The Central Bank said Michael Kearns, executive director of Gorey-based Home Credit Ireland Ltd, had not provided accurate information about the reasons for his 2013 dismissal. The Central Bank did not identify the employer.

Seana Cunningham, director of enforcement and anti-money laundering, said Mr Kearns had been sanctioned under terms of the Central Bank’s fitness and probity rules, which require “absolute candour and honesty from applicants”.

In its 16-page prohibition notice, the Central Bank found that Mr Kearns had misled the bank by stating that he had been subject to “unfair dismissal” from his previous job. It said Mr Kearns should have notified bank regulators about the 2016 outcome of his unfair-dismissal lawsuit against that employer.

Kearns had failed to properly engage with the process of investigation

The bank said it opened an investigation into Mr Kearns in 2017, focusing on the answers he had provided in his original application to regulators to become an executive director and the 2016 outcome of his unfair dismissal case.
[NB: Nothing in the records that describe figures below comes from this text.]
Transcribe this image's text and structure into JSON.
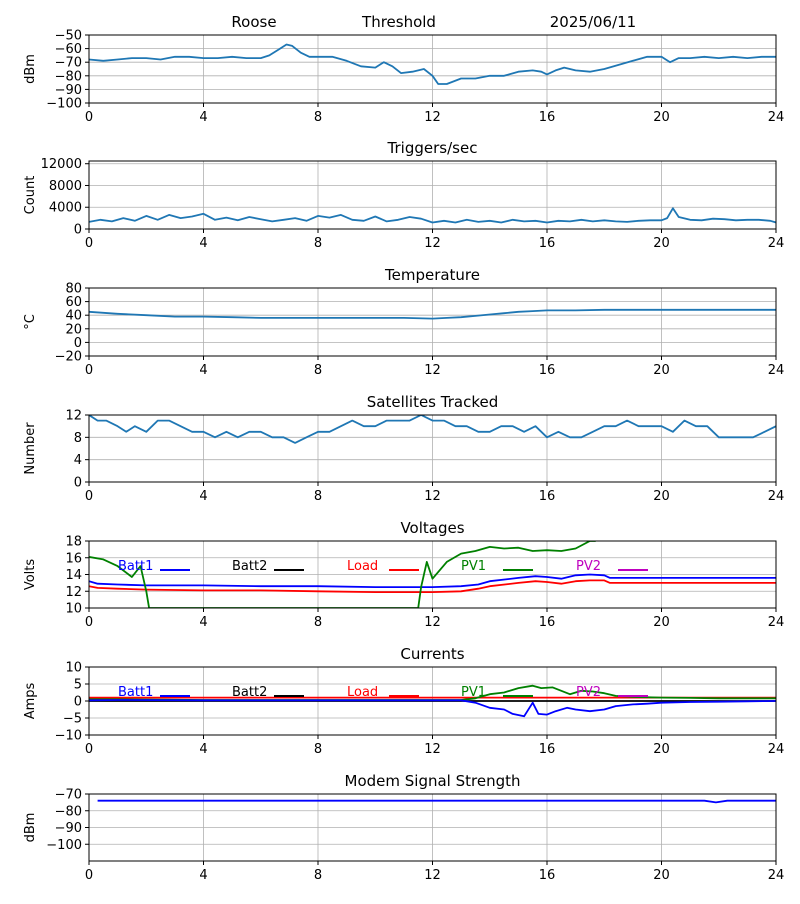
{
  "header": {
    "station": "Roose",
    "mode": "Threshold",
    "date": "2025/06/11"
  },
  "colors": {
    "default": "#1f77b4",
    "batt1": "#0000ff",
    "batt2": "#000000",
    "load": "#ff0000",
    "pv1": "#008000",
    "pv2": "#bf00bf",
    "grid": "#b0b0b0"
  },
  "chart_data": [
    {
      "id": "threshold",
      "type": "line",
      "title": "",
      "ylabel": "dBm",
      "xlim": [
        0,
        24
      ],
      "x_ticks": [
        0,
        4,
        8,
        12,
        16,
        20,
        24
      ],
      "ylim": [
        -100,
        -50
      ],
      "y_ticks": [
        -100,
        -90,
        -80,
        -70,
        -60,
        -50
      ],
      "grid": true,
      "series": [
        {
          "color": "default",
          "x": [
            0,
            0.5,
            1,
            1.5,
            2,
            2.5,
            3,
            3.5,
            4,
            4.5,
            5,
            5.5,
            6,
            6.3,
            6.6,
            6.9,
            7.1,
            7.4,
            7.7,
            8,
            8.5,
            9,
            9.5,
            10,
            10.3,
            10.6,
            10.9,
            11.3,
            11.7,
            12,
            12.2,
            12.5,
            13,
            13.5,
            14,
            14.5,
            15,
            15.5,
            15.8,
            16,
            16.3,
            16.6,
            17,
            17.5,
            18,
            18.5,
            19,
            19.5,
            20,
            20.3,
            20.6,
            21,
            21.5,
            22,
            22.5,
            23,
            23.5,
            24
          ],
          "y": [
            -68,
            -69,
            -68,
            -67,
            -67,
            -68,
            -66,
            -66,
            -67,
            -67,
            -66,
            -67,
            -67,
            -65,
            -61,
            -57,
            -58,
            -63,
            -66,
            -66,
            -66,
            -69,
            -73,
            -74,
            -70,
            -73,
            -78,
            -77,
            -75,
            -80,
            -86,
            -86,
            -82,
            -82,
            -80,
            -80,
            -77,
            -76,
            -77,
            -79,
            -76,
            -74,
            -76,
            -77,
            -75,
            -72,
            -69,
            -66,
            -66,
            -70,
            -67,
            -67,
            -66,
            -67,
            -66,
            -67,
            -66,
            -66
          ]
        }
      ]
    },
    {
      "id": "triggers",
      "type": "line",
      "title": "Triggers/sec",
      "ylabel": "Count",
      "xlim": [
        0,
        24
      ],
      "x_ticks": [
        0,
        4,
        8,
        12,
        16,
        20,
        24
      ],
      "ylim": [
        0,
        12500
      ],
      "y_ticks": [
        0,
        4000,
        8000,
        12000
      ],
      "grid": true,
      "series": [
        {
          "color": "default",
          "x": [
            0,
            0.4,
            0.8,
            1.2,
            1.6,
            2,
            2.4,
            2.8,
            3.2,
            3.6,
            4,
            4.4,
            4.8,
            5.2,
            5.6,
            6,
            6.4,
            6.8,
            7.2,
            7.6,
            8,
            8.4,
            8.8,
            9.2,
            9.6,
            10,
            10.4,
            10.8,
            11.2,
            11.6,
            12,
            12.4,
            12.8,
            13.2,
            13.6,
            14,
            14.4,
            14.8,
            15.2,
            15.6,
            16,
            16.4,
            16.8,
            17.2,
            17.6,
            18,
            18.4,
            18.8,
            19.2,
            19.6,
            20,
            20.2,
            20.4,
            20.6,
            21,
            21.4,
            21.8,
            22.2,
            22.6,
            23,
            23.4,
            23.8,
            24
          ],
          "y": [
            1300,
            1700,
            1400,
            2000,
            1500,
            2400,
            1700,
            2600,
            2000,
            2300,
            2800,
            1700,
            2100,
            1600,
            2200,
            1800,
            1400,
            1700,
            2000,
            1500,
            2400,
            2100,
            2600,
            1700,
            1500,
            2300,
            1400,
            1700,
            2200,
            1900,
            1200,
            1500,
            1200,
            1700,
            1300,
            1500,
            1200,
            1700,
            1400,
            1500,
            1200,
            1500,
            1400,
            1700,
            1400,
            1600,
            1400,
            1300,
            1500,
            1600,
            1600,
            2000,
            3800,
            2200,
            1700,
            1600,
            1900,
            1800,
            1600,
            1700,
            1700,
            1500,
            1200
          ]
        }
      ]
    },
    {
      "id": "temperature",
      "type": "line",
      "title": "Temperature",
      "ylabel": "°C",
      "xlim": [
        0,
        24
      ],
      "x_ticks": [
        0,
        4,
        8,
        12,
        16,
        20,
        24
      ],
      "ylim": [
        -20,
        80
      ],
      "y_ticks": [
        -20,
        0,
        20,
        40,
        60,
        80
      ],
      "grid": true,
      "series": [
        {
          "color": "default",
          "x": [
            0,
            1,
            2,
            3,
            4,
            5,
            6,
            7,
            8,
            9,
            10,
            11,
            12,
            12.5,
            13,
            13.5,
            14,
            14.5,
            15,
            15.5,
            16,
            17,
            18,
            19,
            20,
            21,
            22,
            23,
            24
          ],
          "y": [
            45,
            42,
            40,
            38,
            38,
            37,
            36,
            36,
            36,
            36,
            36,
            36,
            35,
            36,
            37,
            39,
            41,
            43,
            45,
            46,
            47,
            47,
            48,
            48,
            48,
            48,
            48,
            48,
            48
          ]
        }
      ]
    },
    {
      "id": "satellites",
      "type": "line",
      "title": "Satellites Tracked",
      "ylabel": "Number",
      "xlim": [
        0,
        24
      ],
      "x_ticks": [
        0,
        4,
        8,
        12,
        16,
        20,
        24
      ],
      "ylim": [
        0,
        12
      ],
      "y_ticks": [
        0,
        4,
        8,
        12
      ],
      "grid": true,
      "series": [
        {
          "color": "default",
          "x": [
            0,
            0.3,
            0.6,
            1,
            1.3,
            1.6,
            2,
            2.4,
            2.8,
            3.2,
            3.6,
            4,
            4.4,
            4.8,
            5.2,
            5.6,
            6,
            6.4,
            6.8,
            7.2,
            7.6,
            8,
            8.4,
            8.8,
            9.2,
            9.6,
            10,
            10.4,
            10.8,
            11.2,
            11.6,
            12,
            12.4,
            12.8,
            13.2,
            13.6,
            14,
            14.4,
            14.8,
            15.2,
            15.6,
            16,
            16.4,
            16.8,
            17.2,
            17.6,
            18,
            18.4,
            18.8,
            19.2,
            19.6,
            20,
            20.4,
            20.8,
            21.2,
            21.6,
            22,
            22.4,
            22.8,
            23.2,
            23.6,
            24
          ],
          "y": [
            12,
            11,
            11,
            10,
            9,
            10,
            9,
            11,
            11,
            10,
            9,
            9,
            8,
            9,
            8,
            9,
            9,
            8,
            8,
            7,
            8,
            9,
            9,
            10,
            11,
            10,
            10,
            11,
            11,
            11,
            12,
            11,
            11,
            10,
            10,
            9,
            9,
            10,
            10,
            9,
            10,
            8,
            9,
            8,
            8,
            9,
            10,
            10,
            11,
            10,
            10,
            10,
            9,
            11,
            10,
            10,
            8,
            8,
            8,
            8,
            9,
            10
          ]
        }
      ]
    },
    {
      "id": "voltages",
      "type": "line",
      "title": "Voltages",
      "ylabel": "Volts",
      "xlim": [
        0,
        24
      ],
      "x_ticks": [
        0,
        4,
        8,
        12,
        16,
        20,
        24
      ],
      "ylim": [
        10,
        18
      ],
      "y_ticks": [
        10,
        12,
        14,
        16,
        18
      ],
      "grid": true,
      "legend": [
        "Batt1",
        "Batt2",
        "Load",
        "PV1",
        "PV2"
      ],
      "series": [
        {
          "name": "Batt1",
          "color": "batt1",
          "x": [
            0,
            0.3,
            1,
            2,
            4,
            6,
            8,
            10,
            12,
            13,
            13.6,
            14,
            15,
            15.6,
            16,
            16.5,
            17,
            17.5,
            18,
            18.2,
            20,
            22,
            24
          ],
          "y": [
            13.2,
            12.9,
            12.8,
            12.7,
            12.7,
            12.6,
            12.6,
            12.5,
            12.5,
            12.6,
            12.8,
            13.2,
            13.6,
            13.8,
            13.7,
            13.5,
            13.9,
            14.0,
            13.9,
            13.6,
            13.6,
            13.6,
            13.6
          ]
        },
        {
          "name": "Load",
          "color": "load",
          "x": [
            0,
            0.3,
            1,
            2,
            4,
            6,
            8,
            10,
            12,
            13,
            13.6,
            14,
            15,
            15.6,
            16,
            16.5,
            17,
            17.5,
            18,
            18.2,
            20,
            22,
            24
          ],
          "y": [
            12.6,
            12.4,
            12.3,
            12.2,
            12.1,
            12.1,
            12.0,
            11.9,
            11.9,
            12.0,
            12.3,
            12.6,
            13.0,
            13.2,
            13.1,
            12.9,
            13.2,
            13.3,
            13.3,
            13.0,
            13.0,
            13.0,
            13.0
          ]
        },
        {
          "name": "PV1",
          "color": "pv1",
          "x": [
            0,
            0.5,
            1,
            1.5,
            1.8,
            2,
            2.1,
            11.5,
            11.6,
            11.8,
            12,
            12.5,
            13,
            13.5,
            14,
            14.5,
            15,
            15.5,
            16,
            16.5,
            17,
            17.5,
            17.7
          ],
          "y": [
            16.1,
            15.8,
            15.0,
            13.7,
            15.0,
            12.0,
            10.0,
            10.0,
            12.5,
            15.5,
            13.5,
            15.5,
            16.5,
            16.8,
            17.3,
            17.1,
            17.2,
            16.8,
            16.9,
            16.8,
            17.1,
            18.0,
            18.0
          ]
        }
      ]
    },
    {
      "id": "currents",
      "type": "line",
      "title": "Currents",
      "ylabel": "Amps",
      "xlim": [
        0,
        24
      ],
      "x_ticks": [
        0,
        4,
        8,
        12,
        16,
        20,
        24
      ],
      "ylim": [
        -10,
        10
      ],
      "y_ticks": [
        -10,
        -5,
        0,
        5,
        10
      ],
      "grid": true,
      "legend": [
        "Batt1",
        "Batt2",
        "Load",
        "PV1",
        "PV2"
      ],
      "series": [
        {
          "name": "Load",
          "color": "load",
          "x": [
            0,
            4,
            8,
            12,
            16,
            20,
            24
          ],
          "y": [
            1.0,
            1.0,
            1.0,
            1.0,
            1.0,
            1.0,
            1.0
          ]
        },
        {
          "name": "Batt2",
          "color": "batt2",
          "x": [
            0,
            4,
            8,
            12,
            16,
            20,
            24
          ],
          "y": [
            0,
            0,
            0,
            0,
            0,
            0,
            0
          ]
        },
        {
          "name": "PV1",
          "color": "pv1",
          "x": [
            0,
            1,
            4,
            8,
            12,
            13,
            13.5,
            14,
            14.5,
            15,
            15.5,
            15.8,
            16.2,
            16.5,
            16.8,
            17.2,
            17.6,
            18,
            18.4,
            19,
            20,
            21,
            22,
            23,
            24
          ],
          "y": [
            0.5,
            0.5,
            0.3,
            0.3,
            0.3,
            0.3,
            0.8,
            2.0,
            2.5,
            3.8,
            4.5,
            3.8,
            4.0,
            3.0,
            2.0,
            3.0,
            2.8,
            2.3,
            1.5,
            1.2,
            1.0,
            0.9,
            0.8,
            0.8,
            0.8
          ]
        },
        {
          "name": "Batt1",
          "color": "batt1",
          "x": [
            0,
            1,
            4,
            8,
            12,
            13,
            13.5,
            14,
            14.5,
            14.8,
            15.2,
            15.5,
            15.7,
            16,
            16.3,
            16.7,
            17,
            17.5,
            18,
            18.4,
            19,
            19.5,
            20,
            21,
            22,
            23,
            24
          ],
          "y": [
            0.2,
            0.3,
            0.2,
            0.2,
            0.2,
            0.2,
            -0.5,
            -2.0,
            -2.5,
            -3.8,
            -4.5,
            -0.5,
            -3.8,
            -4.0,
            -3.0,
            -2.0,
            -2.5,
            -3.0,
            -2.5,
            -1.5,
            -1.0,
            -0.8,
            -0.5,
            -0.3,
            -0.2,
            -0.1,
            0
          ]
        }
      ]
    },
    {
      "id": "modem",
      "type": "line",
      "title": "Modem Signal Strength",
      "ylabel": "dBm",
      "xlim": [
        0,
        24
      ],
      "x_ticks": [
        0,
        4,
        8,
        12,
        16,
        20,
        24
      ],
      "ylim": [
        -110,
        -70
      ],
      "y_ticks": [
        -100,
        -90,
        -80,
        -70
      ],
      "grid": true,
      "series": [
        {
          "color": "batt1",
          "x": [
            0.3,
            4,
            8,
            12,
            16,
            20,
            21.5,
            21.9,
            22.3,
            24
          ],
          "y": [
            -74,
            -74,
            -74,
            -74,
            -74,
            -74,
            -74,
            -75,
            -74,
            -74
          ]
        }
      ]
    }
  ]
}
“The EAT (Employment Appeals Tribunal) determination indicated that Mr Kearns had been dismissed for gross misconduct arising from an allegation that he had taken a number of cheques without authorisation which were returned the next day,” the Central Bank report said.

“While the EAT accepted Mr Kearns’ explanation for what happened in relation to the cheques as plausible, it upheld the dismissal on the basis that Mr Kearns had failed to properly engage with the process of investigation.”

The report found that Mr Kearns “provided information which he knew or ought to have known was false and misleading”, in part because he had answered “no” when asked if he had ever been dismissed from a job.